If ever there was an example of a film maker riding the family name, it is Kenta Fukasaku. The son of the legendary Kinji Fukasaku - the man behind stacks of classic yakuza films and, more recently, the cult classic Battle Royale - Kenta kind of fell into directing accidentally, taking over the reins of Battle Royale II when his father passed away very early in production. The results of that project were less than stellar but nobody could really blame the young, inexperienced film maker for that, considering the circumstances under which it was made. But after Battle Royale II Kenta had the directing bug and his producers realized they could market films around his famous name and so on he went. Fukasaku quickly turned out three middling to poor films and by the time his Sukeban Deka revival - Yo Yo Girl Cop - rolled around the word was pretty much out that Fukasaku Junior wasn't anywhere near as good as Fukasaku Senior.

And now comes X Cross, a shot of inspired lunacy that comes seemingly out of nowhere for Fukasaku - a giddy, delirious piece of work in which he finally stops taking himself so damn seriously and goes for the thrill centers of the brain and logic be damned in the process. Yeah, this thing's a blast.

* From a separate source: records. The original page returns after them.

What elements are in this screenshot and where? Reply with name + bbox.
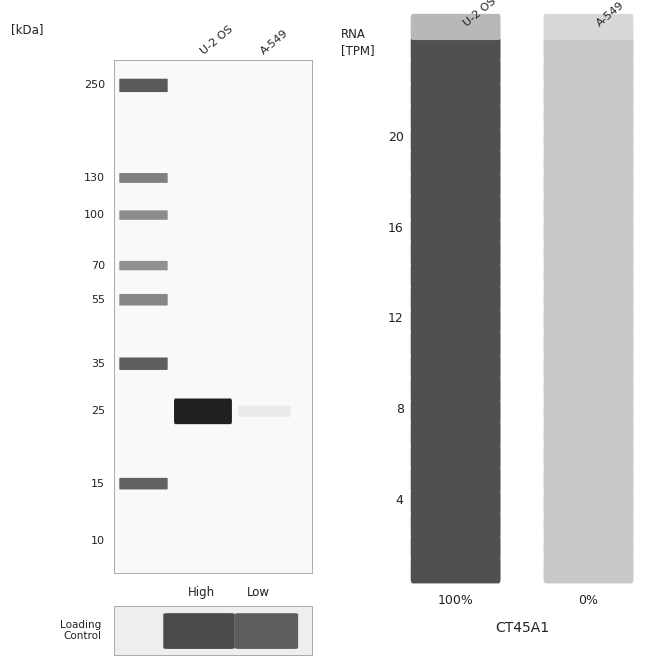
FancyBboxPatch shape — [411, 422, 500, 448]
FancyBboxPatch shape — [543, 263, 633, 289]
FancyBboxPatch shape — [543, 36, 633, 63]
FancyBboxPatch shape — [411, 81, 500, 108]
FancyBboxPatch shape — [543, 399, 633, 425]
FancyBboxPatch shape — [411, 59, 500, 85]
FancyBboxPatch shape — [235, 613, 298, 649]
FancyBboxPatch shape — [543, 467, 633, 493]
FancyBboxPatch shape — [411, 240, 500, 266]
FancyBboxPatch shape — [411, 218, 500, 244]
FancyBboxPatch shape — [543, 150, 633, 176]
FancyBboxPatch shape — [411, 354, 500, 380]
FancyBboxPatch shape — [543, 354, 633, 380]
FancyBboxPatch shape — [543, 489, 633, 516]
FancyBboxPatch shape — [411, 195, 500, 221]
FancyBboxPatch shape — [411, 557, 500, 583]
Text: A-549: A-549 — [595, 0, 626, 28]
FancyBboxPatch shape — [411, 263, 500, 289]
FancyBboxPatch shape — [411, 512, 500, 538]
Text: 16: 16 — [388, 222, 404, 235]
Text: 4: 4 — [396, 493, 404, 506]
Text: 8: 8 — [396, 403, 404, 416]
FancyBboxPatch shape — [120, 294, 168, 306]
FancyBboxPatch shape — [163, 613, 235, 649]
FancyBboxPatch shape — [411, 150, 500, 176]
FancyBboxPatch shape — [238, 406, 291, 417]
FancyBboxPatch shape — [543, 127, 633, 154]
Text: 0%: 0% — [578, 594, 599, 607]
FancyBboxPatch shape — [543, 14, 633, 40]
FancyBboxPatch shape — [120, 478, 168, 489]
FancyBboxPatch shape — [411, 105, 500, 130]
Text: 25: 25 — [91, 406, 105, 416]
FancyBboxPatch shape — [543, 512, 633, 538]
FancyBboxPatch shape — [543, 535, 633, 561]
Text: 12: 12 — [388, 312, 404, 326]
FancyBboxPatch shape — [543, 81, 633, 108]
Text: RNA
[TPM]: RNA [TPM] — [341, 28, 374, 57]
FancyBboxPatch shape — [120, 173, 168, 183]
FancyBboxPatch shape — [120, 261, 168, 270]
FancyBboxPatch shape — [411, 14, 500, 40]
Text: 10: 10 — [91, 536, 105, 546]
FancyBboxPatch shape — [411, 444, 500, 470]
FancyBboxPatch shape — [411, 285, 500, 312]
Text: 250: 250 — [84, 80, 105, 91]
FancyBboxPatch shape — [543, 285, 633, 312]
Text: Low: Low — [247, 586, 270, 599]
FancyBboxPatch shape — [543, 376, 633, 402]
FancyBboxPatch shape — [411, 331, 500, 357]
FancyBboxPatch shape — [411, 172, 500, 199]
Text: 100%: 100% — [437, 594, 474, 607]
FancyBboxPatch shape — [543, 195, 633, 221]
FancyBboxPatch shape — [411, 308, 500, 334]
Text: 20: 20 — [388, 131, 404, 144]
FancyBboxPatch shape — [543, 105, 633, 130]
FancyBboxPatch shape — [411, 535, 500, 561]
FancyBboxPatch shape — [543, 557, 633, 583]
FancyBboxPatch shape — [543, 331, 633, 357]
Text: 100: 100 — [84, 210, 105, 220]
Text: 35: 35 — [91, 359, 105, 369]
FancyBboxPatch shape — [543, 218, 633, 244]
Text: U-2 OS: U-2 OS — [462, 0, 498, 28]
FancyBboxPatch shape — [543, 308, 633, 334]
Text: 70: 70 — [91, 261, 105, 271]
Text: 55: 55 — [91, 295, 105, 305]
FancyBboxPatch shape — [543, 444, 633, 470]
FancyBboxPatch shape — [411, 376, 500, 402]
FancyBboxPatch shape — [543, 422, 633, 448]
FancyBboxPatch shape — [411, 489, 500, 516]
Text: 15: 15 — [91, 479, 105, 489]
FancyBboxPatch shape — [120, 357, 168, 370]
FancyBboxPatch shape — [174, 399, 232, 424]
FancyBboxPatch shape — [543, 240, 633, 266]
FancyBboxPatch shape — [543, 172, 633, 199]
Text: 130: 130 — [84, 173, 105, 183]
Text: High: High — [187, 586, 214, 599]
Text: CT45A1: CT45A1 — [495, 621, 549, 635]
Text: [kDa]: [kDa] — [11, 23, 44, 36]
FancyBboxPatch shape — [120, 79, 168, 92]
Text: A-549: A-549 — [259, 28, 290, 56]
FancyBboxPatch shape — [411, 467, 500, 493]
Text: U-2 OS: U-2 OS — [199, 24, 235, 56]
FancyBboxPatch shape — [120, 211, 168, 220]
FancyBboxPatch shape — [411, 399, 500, 425]
FancyBboxPatch shape — [543, 59, 633, 85]
FancyBboxPatch shape — [411, 36, 500, 63]
Text: Loading
Control: Loading Control — [60, 620, 101, 641]
FancyBboxPatch shape — [411, 127, 500, 154]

Shiyori and Aiko couldn't be more different. Shiyori is shy and quiet, a subdued personality shocked by the sudden breakup of the only dating relationship she has ever had. Aiko, on the other head, is a full on vamp, all dolled up and effervescent with a penchant for sleeping with just about anything that moves. The duo really don't much understand each other but they are friends nonetheless and Aiko is taking her ever-so-sad friend away for a weekend at a remote hot springs resort to try and wash away her sadness. And, really, remote doesn't even begin to describe it. This place is in the middle of nowhere, a totally isolated logging village that has reinvented itself as a would-be resort town as its inhabitants have aged beyond the physical demands of logging. The place is strange and disturbing - bizarre scarecrows line the roads approaching town, the shuttle driver that takes them from the parking area into the resort proper is a full on hunchback who could be on loan from Notre Dame, their host at the inn a wrinkled old crone. And everybody in the place - absolutely everybody - walks with a pronounced limp. But odd though it is things seem okay until the two girls have an argument at the springs and go their separate ways.

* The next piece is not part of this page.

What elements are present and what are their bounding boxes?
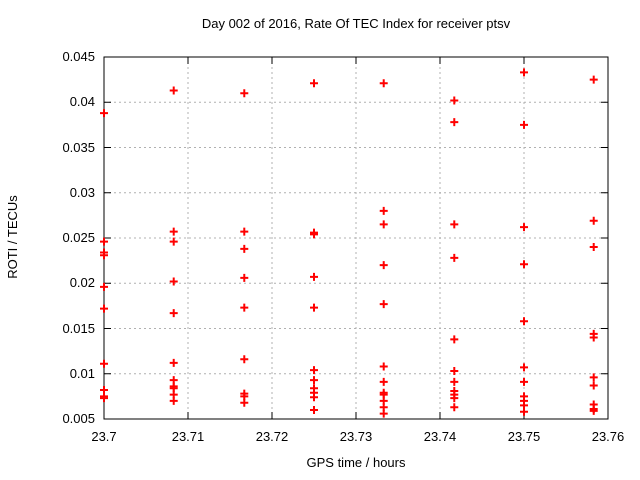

Shiyori returns to their cabin where the sound of a ringing cell phone leads her into an upstairs closest. She answers the phone. "Get out of there!" a panicked voice commands, "They'll cut off your legs!" And then the pounding begins on the door downstairs and the chase is on, the village populated by a bizarre cult that cuts the legs off of traveling women and worships them as gods. Shiyori likes her legs, though, and has little interest in being worshiped. And what of Aiko? Well, she runs afoul of a bizarre frock coated and eye patched woman wielding a pair of simply MASSIVE scissors, the jilted former girlfriend of a boy Aiko seduced and then tossed away, the angry woman now on a quest for bloody revenge.

Over the top? X Cross finds the tallest mountain, climbs to the very peak then floats miles above that suspended from a hundred or so helium balloons. This is the film equivalent of placing a rabid squirrel into a box and then shaking that box for a minute or two: wild, unpredictable, possibly dangerous, and very, very funny when viewed from a safe distance. It does suffer from a bit of lag in the second act but recovers quickly before heading onto to a rollicking end that takes everything you might want from a cult slasher movie and then makes it bigger and wilder than anyone could hope. Fukasaku's one great strength has always been on the tech end - his camera work and production design is always top notch - and he pairs those elements with a dead solid cast and riotous script to create a true cult classic.